Takes a data dictionary and updates its description sub-dictionary with information from a .mmcif dictionary.

Parameters

mmcif_dict (dict) – the .mmcif dictionary to read.
data_dict (dict) – the data dictionary to update.

atomium.mmcif.update_experiment_dict(mmcif_dict, data_dict)[source]

Takes a data dictionary and updates its experiment sub-dictionary with information from a .mmcif dictionary.

Parameters

mmcif_dict (dict) – the .mmcif dictionary to read.
data_dict (dict) – the data dictionary to update.

atomium.mmcif.update_geometry_dict(mmcif_dict, data_dict)[source]

Takes a data dictionary and updates its geometry sub-dictionary with information from a .mmcif dictionary.

Parameters

mmcif_dict (dict) – the .mmcif dictionary to read.
data_dict (dict) – the data dictionary to update.
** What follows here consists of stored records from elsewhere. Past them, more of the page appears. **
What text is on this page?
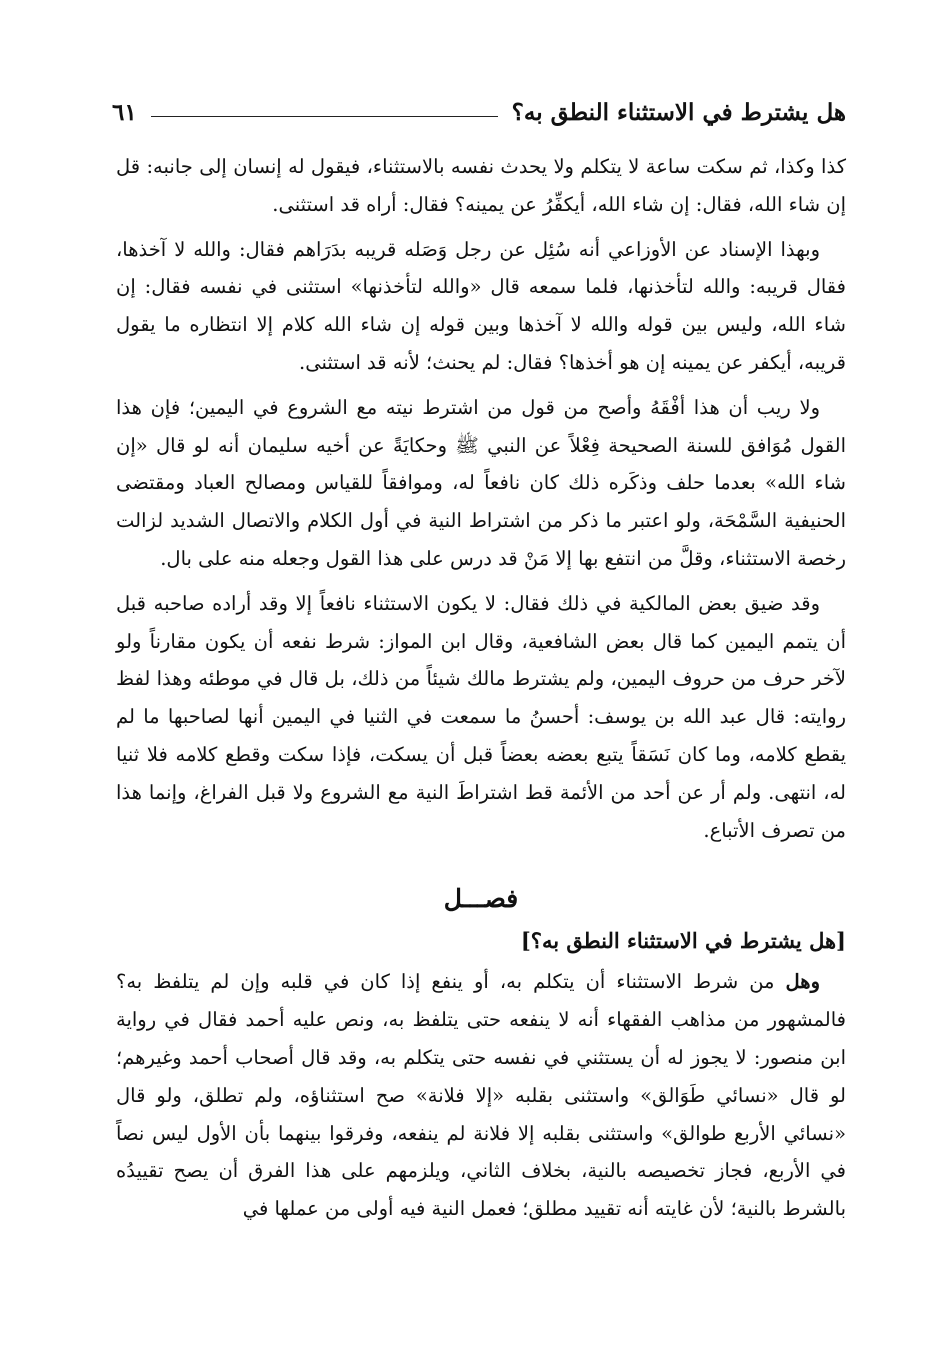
هل يشترط في الاستثناء النطق به؟
٦١

كذا وكذا، ثم سكت ساعة لا يتكلم ولا يحدث نفسه بالاستثناء، فيقول له إنسان إلى جانبه: قل إن شاء الله، فقال: إن شاء الله، أيكفِّرُ عن يمينه؟ فقال: أراه قد استثنى.

وبهذا الإسناد عن الأوزاعي أنه سُئِل عن رجل وَصَله قريبه بدَرَاهم فقال: والله لا آخذها، فقال قريبه: والله لتأخذنها، فلما سمعه قال «والله لتأخذنها» استثنى في نفسه فقال: إن شاء الله، وليس بين قوله والله لا آخذها وبين قوله إن شاء الله كلام إلا انتظاره ما يقول قريبه، أيكفر عن يمينه إن هو أخذها؟ فقال: لم يحنث؛ لأنه قد استثنى.

ولا ريب أن هذا أفْقَهُ وأصح من قول من اشترط نيته مع الشروع في اليمين؛ فإن هذا القول مُوَافق للسنة الصحيحة فِعْلاً عن النبي ﷺ وحكايَةً عن أخيه سليمان أنه لو قال «إن شاء الله» بعدما حلف وذكَره ذلك كان نافعاً له، وموافقاً للقياس ومصالح العباد ومقتضى الحنيفية السَّمْحَة، ولو اعتبر ما ذكر من اشتراط النية في أول الكلام والاتصال الشديد لزالت رخصة الاستثناء، وقلَّ من انتفع بها إلا مَنْ قد درس على هذا القول وجعله منه على بال.

وقد ضيق بعض المالكية في ذلك فقال: لا يكون الاستثناء نافعاً إلا وقد أراده صاحبه قبل أن يتمم اليمين كما قال بعض الشافعية، وقال ابن المواز: شرط نفعه أن يكون مقارناً ولو لآخر حرف من حروف اليمين، ولم يشترط مالك شيئاً من ذلك، بل قال في موطئه وهذا لفظ روايته: قال عبد الله بن يوسف: أحسنُ ما سمعت في الثنيا في اليمين أنها لصاحبها ما لم يقطع كلامه، وما كان نَسَقاً يتبع بعضه بعضاً قبل أن يسكت، فإذا سكت وقطع كلامه فلا ثنيا له، انتهى. ولم أر عن أحد من الأئمة قط اشتراطَ النية مع الشروع ولا قبل الفراغ، وإنما هذا من تصرف الأتباع.

فصـــل
[هل يشترط في الاستثناء النطق به؟]

وهل من شرط الاستثناء أن يتكلم به، أو ينفع إذا كان في قلبه وإن لم يتلفظ به؟ فالمشهور من مذاهب الفقهاء أنه لا ينفعه حتى يتلفظ به، ونص عليه أحمد فقال في رواية ابن منصور: لا يجوز له أن يستثني في نفسه حتى يتكلم به، وقد قال أصحاب أحمد وغيرهم؛ لو قال «نسائي طَوَالق» واستثنى بقلبه «إلا فلانة» صح استثناؤه، ولم تطلق، ولو قال «نسائي الأربع طوالق» واستثنى بقلبه إلا فلانة لم ينفعه، وفرقوا بينهما بأن الأول ليس نصاً في الأربع، فجاز تخصيصه بالنية، بخلاف الثاني، ويلزمهم على هذا الفرق أن يصح تقييدُه بالشرط بالنية؛ لأن غايته أنه تقييد مطلق؛ فعمل النية فيه أولى من عملها في
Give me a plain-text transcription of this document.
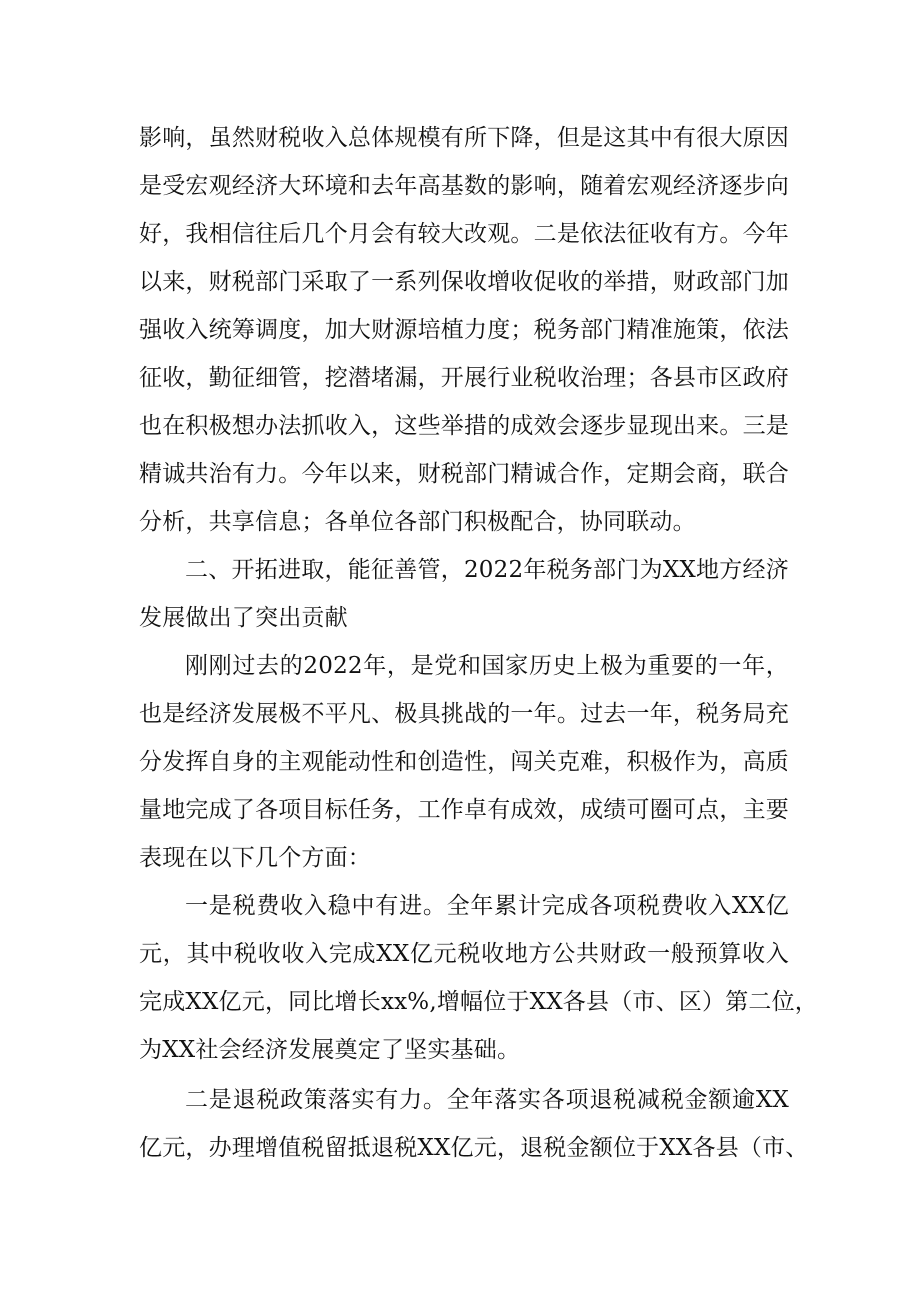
影响，虽然财税收入总体规模有所下降，但是这其中有很大原因
是受宏观经济大环境和去年高基数的影响，随着宏观经济逐步向
好，我相信往后几个月会有较大改观。二是依法征收有方。今年
以来，财税部门采取了一系列保收增收促收的举措，财政部门加
强收入统筹调度，加大财源培植力度；税务部门精准施策，依法
征收，勤征细管，挖潜堵漏，开展行业税收治理；各县市区政府
也在积极想办法抓收入，这些举措的成效会逐步显现出来。三是
精诚共治有力。今年以来，财税部门精诚合作，定期会商，联合
分析，共享信息；各单位各部门积极配合，协同联动。
二、开拓进取，能征善管，2022年税务部门为XX地方经济
发展做出了突出贡献
刚刚过去的2022年，是党和国家历史上极为重要的一年，
也是经济发展极不平凡、极具挑战的一年。过去一年，税务局充
分发挥自身的主观能动性和创造性，闯关克难，积极作为，高质
量地完成了各项目标任务，工作卓有成效，成绩可圈可点，主要
表现在以下几个方面：
一是税费收入稳中有进。全年累计完成各项税费收入XX亿
元，其中税收收入完成XX亿元税收地方公共财政一般预算收入
完成XX亿元，同比增长xx%,增幅位于XX各县（市、区）第二位，
为XX社会经济发展奠定了坚实基础。
二是退税政策落实有力。全年落实各项退税减税金额逾XX
亿元，办理增值税留抵退税XX亿元，退税金额位于XX各县（市、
atomium.mmcif.update_lines_with_entities(lines, entities)[source]

Updates a list of .cif lines with relevant information about entities.

Parameters

lines (list) – the list of lines to update.
entities (list) – the entities to pack.

atomium.mmcif.update_lines_with_structures(lines, chains, ligands, waters, entities)[source]

Updates a list of .cif lines with relevant information about structures.

Parameters

lines (list) – the list of lines to update.
chains (set) – the chains.
ligands (set) – the ligands.
waters (set) – the waters.
entities (list) – the entities to pack.

atomium.mmcif.update_models_list(mmcif_dict, data_dict)[source]

Takes a data dictionary and updates its models list with information from a .mmcif dictionary.

Parameters

mmcif_dict (dict) – the .mmcif dictionary to read.
data_dict (dict) – the data dictionary to update.

atomium.mmcif.update_quality_dict(mmcif_dict, data_dict)[source]

Takes a data dictionary and updates its quality sub-dictionary with information from a .mmcif dictionary.

Parameters

mmcif_dict (dict) – the .mmcif dictionary to read.
data_dict (dict) – the data dictionary to update.